Ein strukturierter Prozess des Reverse-Engineering­Systems, einschließlich der Dimensionsprüfung, der CAD­Rekonstruktion, der Präzisionsbearbeitung,und eine umfassende Qualitätskontrolle helfen, sicherzustellen, dass die Ersatztunnelmodule die Kompatibilität mit den bestehenden Extrusionssystemen beibehalten und gleichzeitig einen zuverlässigen langfristigen Betrieb ermöglichen..

Häufig gestellte Fragen
Q1. Kann ein Fassmodul ohne CAD-Aufzeichnungen hergestellt werden?

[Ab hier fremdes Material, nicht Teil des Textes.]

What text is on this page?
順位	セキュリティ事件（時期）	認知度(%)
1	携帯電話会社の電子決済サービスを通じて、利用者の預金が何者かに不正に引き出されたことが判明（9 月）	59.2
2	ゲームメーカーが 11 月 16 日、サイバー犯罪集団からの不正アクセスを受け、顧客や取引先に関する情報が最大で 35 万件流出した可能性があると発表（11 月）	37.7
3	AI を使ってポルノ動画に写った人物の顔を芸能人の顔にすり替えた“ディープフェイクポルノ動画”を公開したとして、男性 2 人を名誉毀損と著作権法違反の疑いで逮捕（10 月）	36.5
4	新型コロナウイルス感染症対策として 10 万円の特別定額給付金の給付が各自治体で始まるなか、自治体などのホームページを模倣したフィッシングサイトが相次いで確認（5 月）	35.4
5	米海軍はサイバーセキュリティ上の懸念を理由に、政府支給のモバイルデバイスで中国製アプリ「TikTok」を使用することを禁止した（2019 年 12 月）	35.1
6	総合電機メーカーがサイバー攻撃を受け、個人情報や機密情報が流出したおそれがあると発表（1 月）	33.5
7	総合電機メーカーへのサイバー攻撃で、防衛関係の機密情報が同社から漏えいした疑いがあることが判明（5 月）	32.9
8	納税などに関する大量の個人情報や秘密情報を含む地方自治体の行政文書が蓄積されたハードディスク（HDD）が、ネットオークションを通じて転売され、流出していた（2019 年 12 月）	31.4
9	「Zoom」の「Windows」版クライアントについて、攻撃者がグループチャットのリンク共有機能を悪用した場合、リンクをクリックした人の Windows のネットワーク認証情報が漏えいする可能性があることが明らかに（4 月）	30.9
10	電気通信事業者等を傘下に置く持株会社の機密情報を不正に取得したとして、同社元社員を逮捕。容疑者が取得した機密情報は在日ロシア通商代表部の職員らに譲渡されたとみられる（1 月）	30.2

Reverse Engineering kombiniert CMM-Inspektion, Dimensionalanalyse und CAD-Rekonstruktion, um die für den OEM-Ersatz erforderlichen Fertigungsdaten neu zu erstellen.

F2: Wie werden abgenutzte Dimensionen wiederhergestellt?

Ingenieure analysieren ungetragene Referenzflächen, Zusammenbauverhältnisse und Verschleißmuster, um die ursprüngliche Geometrie wieder aufzubauen, anstatt abgenutzte Abmessungen zu kopieren.

F3. Warum ist die CMM-Inspektion während des Reverse Engineering wichtig?

Die CMM-Inspektion liefert genaue Messungen kritischer Merkmale wie Zentrumsabstand, Bohrdimensionen, Montageoberflächen und Konzentrizität, die die Grundlage für die CAD-Rekonstruktion bilden.

F4. Wie wird die Kompatibilität mit bestehenden Geräten gewährleistet?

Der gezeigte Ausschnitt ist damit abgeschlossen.